Example 4 As in Example 1, 6.4 g of terephthalonitrile, N,
80 g of N-dimethylformide and 10 g of water were charged into a flask, and heated and maintained at a reaction temperature of 95 ° C. next,
After adding 1.5 ml of a 20% by weight aqueous solution of tetramethylammonium hydroxide, the mixture was reacted for 1 hour. As a result, the conversion of terephthalonitrile was 88.9%,
The selectivity for 4-cyanobenzoic acid amide was 92.4%.

Example 5 A reaction was carried out under the same conditions as in Example 1 except that isophthalonitrile was used instead of terephthalonitrile as a raw material. As a result, the conversion of isophthalonitrile was 96.7%, and the selectivity for 3-cyanobenzoamide was 88.1%. In addition, isophthalic acid diamide, isophthalic acid, and the like were by-produced.

Example 6 Using the reaction product solution obtained in Example 1, 4-cyanobenzoamide was separated and recovered by the following method. Phosphoric acid was added dropwise to the reaction product to neutralize it, and the precipitated sodium phosphate was filtered. On the other hand, in the filtrate, water and N, N-dimethylformamide were completely distilled using a rotary evaporator. Next, 260 g of methanol was added to 12 g of the crystals.
And heated under reflux, and the insolubles were filtered while hot. On the other hand, 147 g of methanol was distilled off from the filtrate using a rotary evaporator, and then cooled, and the precipitated crystals were filtered. This was vacuum dried to obtain 8.9 g of crystals. As a result of composition analysis of the crystals by liquid chromatography, a purity of 9
8.1% of 4-cyanobenzoic acid amide.

[0020]

According to the present invention, in the hydration reaction of aromatic dinitrile, by-products of aromatic dicarboxylic acid amide are suppressed, and aromatic cyanocarboxylic acid amide is obtained with high selectivity and high yield. Therefore, its industrial significance is great.

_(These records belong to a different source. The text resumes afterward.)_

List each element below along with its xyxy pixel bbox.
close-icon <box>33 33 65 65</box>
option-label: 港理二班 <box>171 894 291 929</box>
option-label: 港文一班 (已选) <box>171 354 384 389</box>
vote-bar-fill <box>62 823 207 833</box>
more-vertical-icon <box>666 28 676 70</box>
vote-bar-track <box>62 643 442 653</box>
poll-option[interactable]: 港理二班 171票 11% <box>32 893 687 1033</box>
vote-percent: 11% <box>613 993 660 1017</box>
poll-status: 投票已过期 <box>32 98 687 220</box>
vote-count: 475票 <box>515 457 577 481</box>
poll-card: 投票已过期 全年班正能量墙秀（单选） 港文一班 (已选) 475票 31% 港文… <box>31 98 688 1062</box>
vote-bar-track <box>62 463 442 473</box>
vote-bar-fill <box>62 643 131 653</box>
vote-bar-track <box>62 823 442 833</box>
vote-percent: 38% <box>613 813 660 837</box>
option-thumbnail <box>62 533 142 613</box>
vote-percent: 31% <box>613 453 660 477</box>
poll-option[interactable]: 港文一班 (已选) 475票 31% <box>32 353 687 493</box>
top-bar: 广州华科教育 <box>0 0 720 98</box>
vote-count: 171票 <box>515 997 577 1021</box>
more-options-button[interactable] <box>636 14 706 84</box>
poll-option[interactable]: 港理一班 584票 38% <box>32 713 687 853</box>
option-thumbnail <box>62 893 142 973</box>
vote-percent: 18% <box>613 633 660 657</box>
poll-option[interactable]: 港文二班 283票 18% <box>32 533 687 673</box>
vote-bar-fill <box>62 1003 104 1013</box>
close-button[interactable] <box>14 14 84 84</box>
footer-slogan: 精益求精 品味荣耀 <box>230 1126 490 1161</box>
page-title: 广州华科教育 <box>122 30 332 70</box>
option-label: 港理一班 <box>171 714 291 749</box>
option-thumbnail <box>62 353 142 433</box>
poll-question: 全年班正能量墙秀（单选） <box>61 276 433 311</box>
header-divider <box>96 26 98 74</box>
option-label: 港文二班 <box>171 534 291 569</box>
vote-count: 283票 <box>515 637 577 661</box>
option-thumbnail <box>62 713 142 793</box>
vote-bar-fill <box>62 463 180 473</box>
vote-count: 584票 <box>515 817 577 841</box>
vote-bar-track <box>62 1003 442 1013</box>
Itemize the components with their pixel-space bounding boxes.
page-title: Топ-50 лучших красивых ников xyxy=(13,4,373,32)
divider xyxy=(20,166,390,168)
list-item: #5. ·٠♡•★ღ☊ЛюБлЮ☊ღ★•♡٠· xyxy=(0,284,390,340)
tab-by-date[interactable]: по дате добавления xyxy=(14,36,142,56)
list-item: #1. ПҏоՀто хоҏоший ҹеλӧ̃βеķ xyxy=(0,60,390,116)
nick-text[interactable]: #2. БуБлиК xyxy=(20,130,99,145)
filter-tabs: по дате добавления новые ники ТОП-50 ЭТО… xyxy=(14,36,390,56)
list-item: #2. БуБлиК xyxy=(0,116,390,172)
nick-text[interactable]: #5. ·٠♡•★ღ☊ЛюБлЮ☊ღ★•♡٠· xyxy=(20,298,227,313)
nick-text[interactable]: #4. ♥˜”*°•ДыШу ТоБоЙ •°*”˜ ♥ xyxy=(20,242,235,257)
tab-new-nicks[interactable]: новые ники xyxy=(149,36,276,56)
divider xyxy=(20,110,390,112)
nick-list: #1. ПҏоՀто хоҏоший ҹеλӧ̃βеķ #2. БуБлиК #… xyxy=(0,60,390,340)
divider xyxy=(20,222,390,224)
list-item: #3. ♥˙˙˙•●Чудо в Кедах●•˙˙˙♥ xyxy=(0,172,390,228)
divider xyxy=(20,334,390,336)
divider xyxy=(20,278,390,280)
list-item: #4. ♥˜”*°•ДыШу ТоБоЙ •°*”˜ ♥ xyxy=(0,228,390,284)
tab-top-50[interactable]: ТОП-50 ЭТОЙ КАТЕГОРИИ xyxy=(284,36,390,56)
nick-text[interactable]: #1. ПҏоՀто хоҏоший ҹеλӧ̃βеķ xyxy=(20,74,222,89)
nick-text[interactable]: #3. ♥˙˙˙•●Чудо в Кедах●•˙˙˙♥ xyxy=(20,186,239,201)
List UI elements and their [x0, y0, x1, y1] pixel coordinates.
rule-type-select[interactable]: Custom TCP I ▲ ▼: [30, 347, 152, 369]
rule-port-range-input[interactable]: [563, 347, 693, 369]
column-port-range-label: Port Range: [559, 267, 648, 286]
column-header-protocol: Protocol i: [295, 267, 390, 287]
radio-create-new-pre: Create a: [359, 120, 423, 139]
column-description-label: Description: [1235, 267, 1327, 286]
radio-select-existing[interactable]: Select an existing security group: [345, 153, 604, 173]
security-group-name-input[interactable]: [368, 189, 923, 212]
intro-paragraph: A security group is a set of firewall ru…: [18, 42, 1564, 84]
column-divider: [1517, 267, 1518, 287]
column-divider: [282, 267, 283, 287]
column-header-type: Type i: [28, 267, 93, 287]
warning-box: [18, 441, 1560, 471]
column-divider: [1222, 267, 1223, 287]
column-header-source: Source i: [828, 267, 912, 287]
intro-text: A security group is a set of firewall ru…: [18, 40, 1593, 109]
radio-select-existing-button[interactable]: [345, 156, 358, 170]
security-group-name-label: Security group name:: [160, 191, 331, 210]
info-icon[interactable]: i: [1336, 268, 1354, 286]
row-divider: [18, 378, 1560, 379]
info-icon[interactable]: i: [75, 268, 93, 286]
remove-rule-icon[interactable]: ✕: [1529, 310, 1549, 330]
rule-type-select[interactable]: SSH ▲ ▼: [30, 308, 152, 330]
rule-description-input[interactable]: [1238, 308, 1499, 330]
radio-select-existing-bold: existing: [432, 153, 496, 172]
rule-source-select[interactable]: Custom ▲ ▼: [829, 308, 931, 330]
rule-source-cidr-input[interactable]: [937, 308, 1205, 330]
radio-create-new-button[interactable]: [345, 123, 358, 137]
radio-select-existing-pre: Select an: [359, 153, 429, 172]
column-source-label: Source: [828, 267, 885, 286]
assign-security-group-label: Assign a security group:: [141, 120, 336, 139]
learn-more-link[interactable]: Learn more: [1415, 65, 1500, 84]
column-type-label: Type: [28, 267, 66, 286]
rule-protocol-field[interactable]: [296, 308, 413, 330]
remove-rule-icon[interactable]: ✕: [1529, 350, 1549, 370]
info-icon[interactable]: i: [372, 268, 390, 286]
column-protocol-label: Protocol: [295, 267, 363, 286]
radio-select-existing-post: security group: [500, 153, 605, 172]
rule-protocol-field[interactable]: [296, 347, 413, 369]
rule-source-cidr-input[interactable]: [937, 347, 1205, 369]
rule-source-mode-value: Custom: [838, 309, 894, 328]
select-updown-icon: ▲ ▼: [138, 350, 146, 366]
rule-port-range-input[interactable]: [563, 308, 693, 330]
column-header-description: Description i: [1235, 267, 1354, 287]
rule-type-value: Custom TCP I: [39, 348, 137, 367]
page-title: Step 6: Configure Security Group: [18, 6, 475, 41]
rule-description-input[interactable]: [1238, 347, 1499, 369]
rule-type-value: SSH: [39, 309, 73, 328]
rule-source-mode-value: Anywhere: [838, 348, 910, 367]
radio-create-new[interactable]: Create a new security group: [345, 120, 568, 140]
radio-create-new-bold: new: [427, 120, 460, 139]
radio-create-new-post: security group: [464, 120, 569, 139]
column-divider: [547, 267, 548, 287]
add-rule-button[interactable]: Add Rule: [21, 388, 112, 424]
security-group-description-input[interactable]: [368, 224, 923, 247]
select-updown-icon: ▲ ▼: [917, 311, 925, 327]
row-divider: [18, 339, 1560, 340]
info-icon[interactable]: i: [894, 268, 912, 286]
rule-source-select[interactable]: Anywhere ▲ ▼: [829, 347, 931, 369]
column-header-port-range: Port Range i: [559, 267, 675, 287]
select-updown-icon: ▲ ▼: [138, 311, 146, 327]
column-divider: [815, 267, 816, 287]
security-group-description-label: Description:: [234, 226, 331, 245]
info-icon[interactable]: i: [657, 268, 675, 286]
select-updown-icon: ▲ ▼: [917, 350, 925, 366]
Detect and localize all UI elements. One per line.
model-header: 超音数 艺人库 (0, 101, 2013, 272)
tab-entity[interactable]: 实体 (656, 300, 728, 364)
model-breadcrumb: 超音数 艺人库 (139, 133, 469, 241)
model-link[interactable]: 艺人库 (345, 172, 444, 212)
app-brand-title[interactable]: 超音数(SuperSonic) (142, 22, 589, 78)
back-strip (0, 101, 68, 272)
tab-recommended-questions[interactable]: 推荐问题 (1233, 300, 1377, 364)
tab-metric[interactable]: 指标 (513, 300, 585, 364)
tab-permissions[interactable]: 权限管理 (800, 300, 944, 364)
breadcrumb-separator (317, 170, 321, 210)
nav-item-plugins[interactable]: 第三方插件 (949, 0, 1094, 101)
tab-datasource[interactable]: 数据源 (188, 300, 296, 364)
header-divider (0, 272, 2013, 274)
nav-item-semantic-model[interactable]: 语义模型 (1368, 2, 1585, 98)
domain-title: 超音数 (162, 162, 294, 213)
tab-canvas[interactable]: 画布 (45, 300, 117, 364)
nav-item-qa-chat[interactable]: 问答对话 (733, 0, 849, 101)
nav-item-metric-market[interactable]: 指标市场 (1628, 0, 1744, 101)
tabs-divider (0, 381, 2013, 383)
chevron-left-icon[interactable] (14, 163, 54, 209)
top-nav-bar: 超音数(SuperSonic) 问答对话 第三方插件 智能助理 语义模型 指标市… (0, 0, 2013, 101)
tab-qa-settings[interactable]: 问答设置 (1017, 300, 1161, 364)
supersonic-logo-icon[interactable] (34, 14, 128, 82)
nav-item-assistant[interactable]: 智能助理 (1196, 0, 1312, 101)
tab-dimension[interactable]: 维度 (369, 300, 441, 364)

 ──────────────────────────────────────────────────続 き Continued on the front page F term (reference) 4H006 AA02 AC53 BA02 BA29 BA69 BB20 BC10 BC31 BC34 QN30 4H039 CA71 CE20

Claims (4)

[Claims] 1. An aromatic dinitrile is reacted with N, N in the presence of a base.
-A method for producing an aromatic cyanocarboxylic acid amide, comprising subjecting only one nitrile group to a hydration reaction in a dimethylformamide solvent. 2. The method according to claim 1, wherein the aromatic dinitrile is phthalonitrile, isophthalonitrile or terephthalonitrile. 3. The base according to claim 1, wherein the base is one or more bases selected from alkali metal hydroxides, alkali metal carbonates, alkaline earth metal hydroxides and tetraalkylammonium hydroxides. 3. The method for producing an aromatic cyanocarboxylic acid amide according to 2. 4. The amount of the base is in the range of 0.01 to 1 mol per 1 mol of aromatic dinitrile, and the amount of water is 0.5 to 1 mol.
The method for producing an aromatic cyanocarboxylic acid amide according to any one of claims 1 to 3, which is in a range of from 30 to 30 mol.